Professionals are looking for individuals who are not only academically or professionally trained, but are also equipped with IT “soft skills”—the general skills needed to be a successful employee. Mark Shacklett of TechRepublic says “…human interaction and soft skills areas are as much in demand in IT as they were ten years ago. It is why, when I talk with CIOs, that they point to several key areas where they want to see soft skills from their managers and their new hires.” Four important skill areas include, according to Shackle, strong written and oral communication skills, the ability to recognize the human element of projects, the ability to collaborate and the skills to provide project visibility.
Eric P. Bloom, former CIO and president of Manager Mechanics LLC, offers 10 soft skills for those in the IT industry:
1. Negotiation skills: This will be of value when facilitating negotiations between IT and business users, you and IT regarding development resources, and you and the business users trying to minimize project scope creep.
2. Active listening: This will be of great value when trying to collect business requirements, provide quality internal client service, and when gathering information for status reports.

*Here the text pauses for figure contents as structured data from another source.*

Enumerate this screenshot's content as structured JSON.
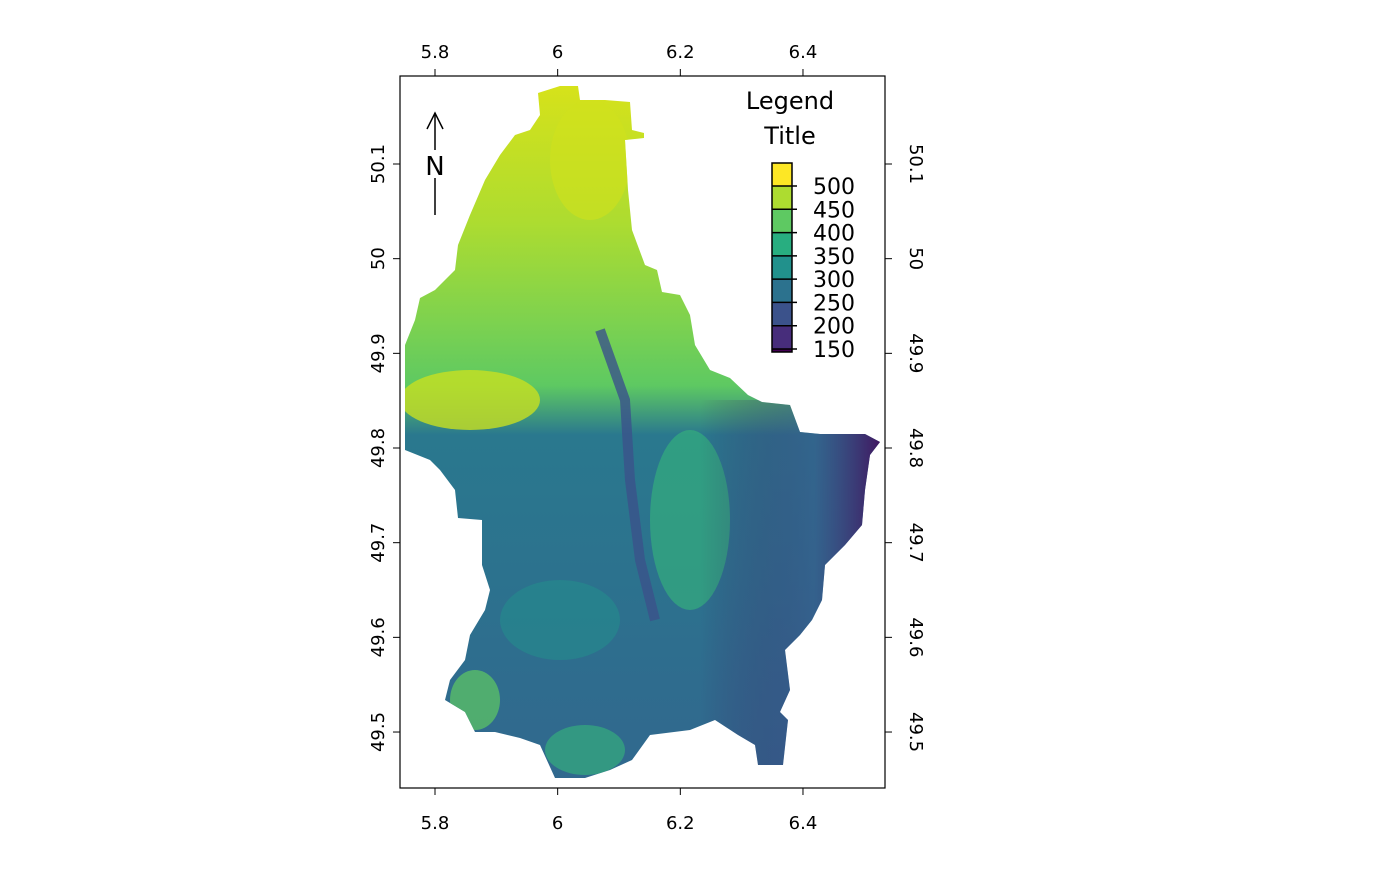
{
  "map": {
    "type": "raster",
    "x_ticks": [
      "5.8",
      "6",
      "6.2",
      "6.4"
    ],
    "x_tick_values": [
      5.8,
      6.0,
      6.2,
      6.4
    ],
    "y_ticks": [
      "49.5",
      "49.6",
      "49.7",
      "49.8",
      "49.9",
      "50",
      "50.1"
    ],
    "y_tick_values": [
      49.5,
      49.6,
      49.7,
      49.8,
      49.9,
      50.0,
      50.1
    ],
    "north_arrow_label": "N",
    "legend": {
      "title_line1": "Legend",
      "title_line2": "Title",
      "ticks": [
        "500",
        "450",
        "400",
        "350",
        "300",
        "250",
        "200",
        "150"
      ],
      "tick_values": [
        500,
        450,
        400,
        350,
        300,
        250,
        200,
        150
      ],
      "colormap": "viridis",
      "colors": [
        "#440154",
        "#472d7b",
        "#3b528b",
        "#2c728e",
        "#21918c",
        "#28ae80",
        "#5ec962",
        "#addc30",
        "#fde725"
      ]
    }
  }
}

3. Dealing with conflict: This will be of value when IT and users disagree and/or when deadlines are being missed and tensions are running high.
4. Quality client service techniques: As a representative of the IT community, providing quality client service to the business users you support is critical to your job performance and career advancement.
5. Decision making: There are many formalized decision making techniques, such as a decision matrix, that can help you make quality, business appropriate, and defendable decisions that can help you to best service your internal clients and maximize your job performance.
6. Problem solving: Like decision making, there are formalized problem solving techniques, such as Five Whys and Brainstorming that can help you discover a problem’s root cause and define potential solutions.
7. Strategic thinking: Very often a business analyst must think outside-the-box to find innovative business solutions that meet their internal client’s needs. An understanding of strategic thinking techniques can help facilitate this process.
8. Technical writing: A key role of business analysis is the creation of business requirement specifications and other forms of documentation. Your ability to develop coherent, informative, and usable documents is a requirement for professional success.
9. Presentation and public speaking: Don’t underestimate the value of creating and delivering quality presentations on topics such as application designs, project status, and business requirements. Generally speaking, the people listening to your presentations are senior IT and business management people. Your ability to impress them with your presentation could have a significant effect on your career growth.
10. Team building: As a business analyst, you may be required to lead formalized and/or ad hoc teams. Your ability to structure, coordination, and lead these teams can not only make you more successful in your current role, but position you for future IT senior positions.
Developing these skills can enhance your appeal as a job candidate and increase productivity once employed.